Performance Compensation (Director)
| Element | Structure | Performance Metrics | 2024 Amount |
|---|---|---|---|
| Annual equity retainer | Time‑based stock grant; standard director equity | No performance conditions disclosed for director equity grants | $159,997 (grant‑date FV) |
No director performance metrics or TSR‑linked awards are disclosed for non‑management director compensation; equity is annual/retainer‑based rather than performance‑conditioned.
Other Directorships & Interlocks
| Item | Observation |
|---|---|
| Public company board load | DigitalBridge Group, Inc. (public); Audit Committee policy confirms none of the Audit Committee members serve on >2 other public company audit committees (workload check) |
| Interlocks/conflicts | No related‑party transactions identified involving Reiss; Board independence affirmed |
Expertise & Qualifications
- CPA; deep financial reporting, audit, and governance expertise; designated audit committee financial expert .
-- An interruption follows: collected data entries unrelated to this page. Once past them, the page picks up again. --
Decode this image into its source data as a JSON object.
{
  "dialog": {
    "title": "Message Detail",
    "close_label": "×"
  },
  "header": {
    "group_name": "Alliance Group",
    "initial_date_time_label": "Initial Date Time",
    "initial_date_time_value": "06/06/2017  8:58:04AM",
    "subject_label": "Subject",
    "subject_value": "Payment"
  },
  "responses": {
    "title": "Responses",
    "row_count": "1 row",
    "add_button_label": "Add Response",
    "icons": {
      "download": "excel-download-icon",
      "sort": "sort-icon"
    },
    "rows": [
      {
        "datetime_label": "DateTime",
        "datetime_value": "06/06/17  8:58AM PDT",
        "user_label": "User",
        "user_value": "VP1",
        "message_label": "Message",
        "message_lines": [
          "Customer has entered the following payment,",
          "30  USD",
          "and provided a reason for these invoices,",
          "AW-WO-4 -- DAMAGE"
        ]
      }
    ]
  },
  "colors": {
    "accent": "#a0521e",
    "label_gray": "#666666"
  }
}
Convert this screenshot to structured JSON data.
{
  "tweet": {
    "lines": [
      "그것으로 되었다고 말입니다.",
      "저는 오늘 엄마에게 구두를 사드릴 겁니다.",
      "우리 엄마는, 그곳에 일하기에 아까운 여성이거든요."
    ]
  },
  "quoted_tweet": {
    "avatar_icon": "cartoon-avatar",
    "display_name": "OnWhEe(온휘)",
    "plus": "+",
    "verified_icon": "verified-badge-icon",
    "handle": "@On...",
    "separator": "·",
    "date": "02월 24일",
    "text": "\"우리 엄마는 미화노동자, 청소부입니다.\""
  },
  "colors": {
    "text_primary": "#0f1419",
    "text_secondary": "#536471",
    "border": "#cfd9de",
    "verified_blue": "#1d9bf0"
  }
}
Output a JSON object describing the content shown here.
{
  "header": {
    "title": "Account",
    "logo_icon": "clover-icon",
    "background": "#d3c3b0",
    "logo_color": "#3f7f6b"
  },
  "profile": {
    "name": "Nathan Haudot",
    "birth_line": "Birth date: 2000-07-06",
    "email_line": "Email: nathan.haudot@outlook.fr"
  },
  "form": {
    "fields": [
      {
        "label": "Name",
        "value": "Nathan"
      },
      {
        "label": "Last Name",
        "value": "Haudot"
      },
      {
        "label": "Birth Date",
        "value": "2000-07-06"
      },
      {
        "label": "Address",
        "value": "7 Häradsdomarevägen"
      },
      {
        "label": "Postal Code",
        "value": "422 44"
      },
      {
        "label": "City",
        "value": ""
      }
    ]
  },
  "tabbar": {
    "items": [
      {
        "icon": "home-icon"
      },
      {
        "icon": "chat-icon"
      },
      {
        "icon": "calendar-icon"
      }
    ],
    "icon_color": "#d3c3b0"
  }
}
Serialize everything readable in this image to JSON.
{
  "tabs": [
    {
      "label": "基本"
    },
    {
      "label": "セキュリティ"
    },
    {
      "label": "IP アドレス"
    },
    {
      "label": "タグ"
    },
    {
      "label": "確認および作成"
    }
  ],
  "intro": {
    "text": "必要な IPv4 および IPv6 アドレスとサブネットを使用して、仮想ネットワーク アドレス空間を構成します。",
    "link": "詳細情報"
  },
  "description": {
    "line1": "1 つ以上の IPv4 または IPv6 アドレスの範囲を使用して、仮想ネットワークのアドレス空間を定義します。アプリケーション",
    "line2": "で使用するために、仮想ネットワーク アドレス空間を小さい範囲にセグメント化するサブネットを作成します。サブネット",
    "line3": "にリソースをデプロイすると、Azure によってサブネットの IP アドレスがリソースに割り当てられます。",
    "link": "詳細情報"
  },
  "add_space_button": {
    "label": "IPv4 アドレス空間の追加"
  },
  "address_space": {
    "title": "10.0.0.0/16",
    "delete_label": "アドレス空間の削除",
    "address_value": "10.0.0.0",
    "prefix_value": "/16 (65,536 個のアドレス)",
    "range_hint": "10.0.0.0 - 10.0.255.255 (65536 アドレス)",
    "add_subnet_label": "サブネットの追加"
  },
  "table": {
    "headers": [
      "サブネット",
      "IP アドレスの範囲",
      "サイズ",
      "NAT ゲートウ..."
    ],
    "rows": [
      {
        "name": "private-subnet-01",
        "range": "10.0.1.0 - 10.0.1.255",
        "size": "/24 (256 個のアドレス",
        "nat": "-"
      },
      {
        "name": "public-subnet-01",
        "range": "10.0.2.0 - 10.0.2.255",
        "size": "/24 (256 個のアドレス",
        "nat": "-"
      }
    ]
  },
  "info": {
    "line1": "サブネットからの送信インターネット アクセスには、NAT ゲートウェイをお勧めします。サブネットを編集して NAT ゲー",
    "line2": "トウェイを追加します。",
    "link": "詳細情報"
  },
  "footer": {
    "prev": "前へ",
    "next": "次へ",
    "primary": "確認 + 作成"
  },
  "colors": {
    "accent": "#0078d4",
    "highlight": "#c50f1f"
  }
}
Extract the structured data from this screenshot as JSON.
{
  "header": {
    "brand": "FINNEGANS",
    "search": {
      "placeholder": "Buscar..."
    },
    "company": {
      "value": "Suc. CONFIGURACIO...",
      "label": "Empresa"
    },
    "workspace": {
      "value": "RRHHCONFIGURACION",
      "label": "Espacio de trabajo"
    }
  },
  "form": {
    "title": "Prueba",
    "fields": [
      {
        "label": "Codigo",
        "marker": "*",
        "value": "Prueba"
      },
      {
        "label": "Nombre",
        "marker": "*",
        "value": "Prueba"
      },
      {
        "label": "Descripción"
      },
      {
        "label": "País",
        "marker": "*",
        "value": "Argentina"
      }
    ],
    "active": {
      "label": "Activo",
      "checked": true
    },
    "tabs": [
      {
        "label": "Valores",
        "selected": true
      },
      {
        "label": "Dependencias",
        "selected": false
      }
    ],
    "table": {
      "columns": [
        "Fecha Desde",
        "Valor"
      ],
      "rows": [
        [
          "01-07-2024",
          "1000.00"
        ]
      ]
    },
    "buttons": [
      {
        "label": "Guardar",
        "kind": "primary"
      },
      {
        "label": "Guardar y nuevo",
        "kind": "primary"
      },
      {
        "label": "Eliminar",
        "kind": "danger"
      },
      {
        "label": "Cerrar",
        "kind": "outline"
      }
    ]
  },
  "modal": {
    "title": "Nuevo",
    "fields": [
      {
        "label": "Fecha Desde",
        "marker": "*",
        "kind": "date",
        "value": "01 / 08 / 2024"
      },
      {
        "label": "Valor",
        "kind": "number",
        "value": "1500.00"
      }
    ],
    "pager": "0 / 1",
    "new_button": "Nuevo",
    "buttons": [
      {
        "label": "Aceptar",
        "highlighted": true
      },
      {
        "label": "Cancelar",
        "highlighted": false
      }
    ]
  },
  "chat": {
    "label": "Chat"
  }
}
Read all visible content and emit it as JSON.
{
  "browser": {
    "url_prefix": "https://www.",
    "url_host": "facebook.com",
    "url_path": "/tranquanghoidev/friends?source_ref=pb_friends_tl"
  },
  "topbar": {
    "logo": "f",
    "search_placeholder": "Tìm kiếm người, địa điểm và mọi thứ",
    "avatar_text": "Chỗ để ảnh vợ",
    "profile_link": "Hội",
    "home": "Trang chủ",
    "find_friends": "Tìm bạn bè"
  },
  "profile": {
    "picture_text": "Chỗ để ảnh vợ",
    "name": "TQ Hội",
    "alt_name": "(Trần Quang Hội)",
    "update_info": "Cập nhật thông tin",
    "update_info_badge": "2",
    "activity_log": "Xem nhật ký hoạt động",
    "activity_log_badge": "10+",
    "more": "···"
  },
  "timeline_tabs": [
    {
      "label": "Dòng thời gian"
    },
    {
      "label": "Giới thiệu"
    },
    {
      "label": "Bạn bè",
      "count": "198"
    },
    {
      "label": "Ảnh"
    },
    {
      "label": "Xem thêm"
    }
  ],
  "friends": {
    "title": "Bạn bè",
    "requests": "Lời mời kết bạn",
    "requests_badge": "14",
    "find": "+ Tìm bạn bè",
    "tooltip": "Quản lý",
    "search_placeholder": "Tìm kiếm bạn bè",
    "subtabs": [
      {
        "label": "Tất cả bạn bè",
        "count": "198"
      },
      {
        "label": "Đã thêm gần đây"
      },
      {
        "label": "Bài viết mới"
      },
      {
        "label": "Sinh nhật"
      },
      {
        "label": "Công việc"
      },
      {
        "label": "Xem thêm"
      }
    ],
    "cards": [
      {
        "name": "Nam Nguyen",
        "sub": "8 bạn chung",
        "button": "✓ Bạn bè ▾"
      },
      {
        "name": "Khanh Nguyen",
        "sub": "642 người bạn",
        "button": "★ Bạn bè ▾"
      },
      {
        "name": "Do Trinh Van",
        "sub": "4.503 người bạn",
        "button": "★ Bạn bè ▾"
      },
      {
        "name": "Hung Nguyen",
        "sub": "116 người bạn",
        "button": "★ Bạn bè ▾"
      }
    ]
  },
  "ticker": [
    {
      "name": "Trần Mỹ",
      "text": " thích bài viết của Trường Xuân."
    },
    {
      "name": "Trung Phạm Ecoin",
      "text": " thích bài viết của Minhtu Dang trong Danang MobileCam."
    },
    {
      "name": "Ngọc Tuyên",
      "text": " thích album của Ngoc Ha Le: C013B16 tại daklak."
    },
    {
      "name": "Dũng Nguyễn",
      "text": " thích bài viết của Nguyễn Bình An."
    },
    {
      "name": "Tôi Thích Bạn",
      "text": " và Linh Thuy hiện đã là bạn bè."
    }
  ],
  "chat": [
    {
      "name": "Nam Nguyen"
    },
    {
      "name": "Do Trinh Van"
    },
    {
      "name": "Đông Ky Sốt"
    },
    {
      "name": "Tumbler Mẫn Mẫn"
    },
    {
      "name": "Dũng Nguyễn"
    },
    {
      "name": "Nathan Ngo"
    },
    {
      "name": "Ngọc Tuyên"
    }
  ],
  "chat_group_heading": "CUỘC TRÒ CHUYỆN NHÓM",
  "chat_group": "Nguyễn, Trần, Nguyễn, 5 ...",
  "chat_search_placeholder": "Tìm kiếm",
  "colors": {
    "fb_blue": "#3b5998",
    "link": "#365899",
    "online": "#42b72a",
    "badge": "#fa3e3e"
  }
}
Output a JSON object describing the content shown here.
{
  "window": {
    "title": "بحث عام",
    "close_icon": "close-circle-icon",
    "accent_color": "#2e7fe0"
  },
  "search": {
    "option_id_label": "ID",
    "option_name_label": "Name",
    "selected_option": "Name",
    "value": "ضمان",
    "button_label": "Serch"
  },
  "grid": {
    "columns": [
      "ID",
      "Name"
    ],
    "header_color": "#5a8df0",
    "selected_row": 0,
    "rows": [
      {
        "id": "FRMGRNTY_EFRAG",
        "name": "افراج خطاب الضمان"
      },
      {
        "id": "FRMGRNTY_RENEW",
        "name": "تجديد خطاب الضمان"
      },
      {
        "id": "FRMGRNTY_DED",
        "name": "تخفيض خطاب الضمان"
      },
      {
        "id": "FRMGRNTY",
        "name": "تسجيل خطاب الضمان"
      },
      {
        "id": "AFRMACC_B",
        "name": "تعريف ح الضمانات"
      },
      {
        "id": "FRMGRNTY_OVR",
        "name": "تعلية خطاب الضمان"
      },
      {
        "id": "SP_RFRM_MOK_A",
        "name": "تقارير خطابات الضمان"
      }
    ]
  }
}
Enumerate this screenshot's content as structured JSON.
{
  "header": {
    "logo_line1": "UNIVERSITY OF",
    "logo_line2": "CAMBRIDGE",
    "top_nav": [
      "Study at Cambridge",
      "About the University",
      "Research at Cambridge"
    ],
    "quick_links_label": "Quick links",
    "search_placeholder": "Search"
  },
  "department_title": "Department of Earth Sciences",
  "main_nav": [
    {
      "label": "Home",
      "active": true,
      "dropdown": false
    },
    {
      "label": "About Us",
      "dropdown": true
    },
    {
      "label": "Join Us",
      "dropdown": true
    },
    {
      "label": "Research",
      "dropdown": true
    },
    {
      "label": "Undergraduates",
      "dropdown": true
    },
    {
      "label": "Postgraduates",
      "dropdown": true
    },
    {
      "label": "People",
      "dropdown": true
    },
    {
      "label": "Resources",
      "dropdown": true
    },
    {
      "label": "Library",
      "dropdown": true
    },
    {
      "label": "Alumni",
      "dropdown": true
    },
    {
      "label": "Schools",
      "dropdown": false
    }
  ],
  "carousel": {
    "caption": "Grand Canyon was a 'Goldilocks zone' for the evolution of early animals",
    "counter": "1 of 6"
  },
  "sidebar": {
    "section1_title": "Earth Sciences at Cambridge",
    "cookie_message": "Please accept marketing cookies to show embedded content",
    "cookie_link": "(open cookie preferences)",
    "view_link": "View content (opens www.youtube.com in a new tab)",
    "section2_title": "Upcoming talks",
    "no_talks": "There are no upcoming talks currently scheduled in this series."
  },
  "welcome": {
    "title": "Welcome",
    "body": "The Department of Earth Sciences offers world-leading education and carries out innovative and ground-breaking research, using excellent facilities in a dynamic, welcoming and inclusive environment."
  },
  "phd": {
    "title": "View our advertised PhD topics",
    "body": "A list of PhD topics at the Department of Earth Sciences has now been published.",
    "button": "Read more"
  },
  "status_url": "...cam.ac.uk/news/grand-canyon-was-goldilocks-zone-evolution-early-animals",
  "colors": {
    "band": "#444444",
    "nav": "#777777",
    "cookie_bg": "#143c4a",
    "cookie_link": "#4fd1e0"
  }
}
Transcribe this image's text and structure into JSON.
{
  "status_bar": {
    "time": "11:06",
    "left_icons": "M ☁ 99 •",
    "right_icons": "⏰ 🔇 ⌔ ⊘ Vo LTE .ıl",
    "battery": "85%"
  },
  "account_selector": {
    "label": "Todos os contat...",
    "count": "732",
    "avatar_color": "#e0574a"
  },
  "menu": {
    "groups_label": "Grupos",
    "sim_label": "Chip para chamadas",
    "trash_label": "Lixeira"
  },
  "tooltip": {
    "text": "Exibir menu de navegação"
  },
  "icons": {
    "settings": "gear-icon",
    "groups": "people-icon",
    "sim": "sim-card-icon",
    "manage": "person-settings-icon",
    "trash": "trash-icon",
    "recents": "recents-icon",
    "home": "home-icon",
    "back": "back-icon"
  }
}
- Sector knowledge: Real estate, hospitality, construction; restructuring and capital markets exposure; governance leadership on external boards (committee chair roles) .
Equity Ownership
| Holder | Shares Beneficially Owned | % Outstanding | Detail |
|---|---|---|---|
| Dale Anne Reiss | 95,643 | <1% | Includes 37,203 shares in an Irrevocable Trust and 26,501 shares in the Dale Anne Reiss Trust U/A 08/08/1990 (as amended) |
Additional alignment policies:
- Director stock ownership guideline: 5x annual cash retainer ($500,000 at current retainer); all current non‑management directors in compliance .
- Anti‑hedging and anti‑pledging policies in place; Company notes no executive officer or director currently pledges Company stock; policy limits any pledging by NEOs/directors to ≤30% of beneficially owned shares, and currently none are pledged .
- Section 16 compliance: No issues disclosed for Reiss; overall, Company noted certain administrative late filings for other insiders, not involving Reiss .
Governance Assessment
- Strengths: Independent; long-tenured audit chair with CPA and complex construction/real estate accounting expertise; “audit committee financial expert”; high committee engagement (12 Audit meetings in 2024); adheres to robust ownership/anti‑hedging/pledging policies; independence affirmed with no related‑party exposure. Supports investor confidence in financial reporting oversight.
- Considerations: Multiple external roles, though within audit committee workload policy and governance norms; overall board confronted prior say‑on‑pay concerns (less than majority support in 2024 for 2023 program), but responded with governance/compensation changes and shareholder engagement—context for broader board effectiveness.
- Net view: As Audit Chair and financial expert with industry‑specific depth and no disclosed conflicts, Reiss’s profile and engagement support audit rigor and governance quality at TPC—constructive for investor confidence in risk oversight and financial integrity.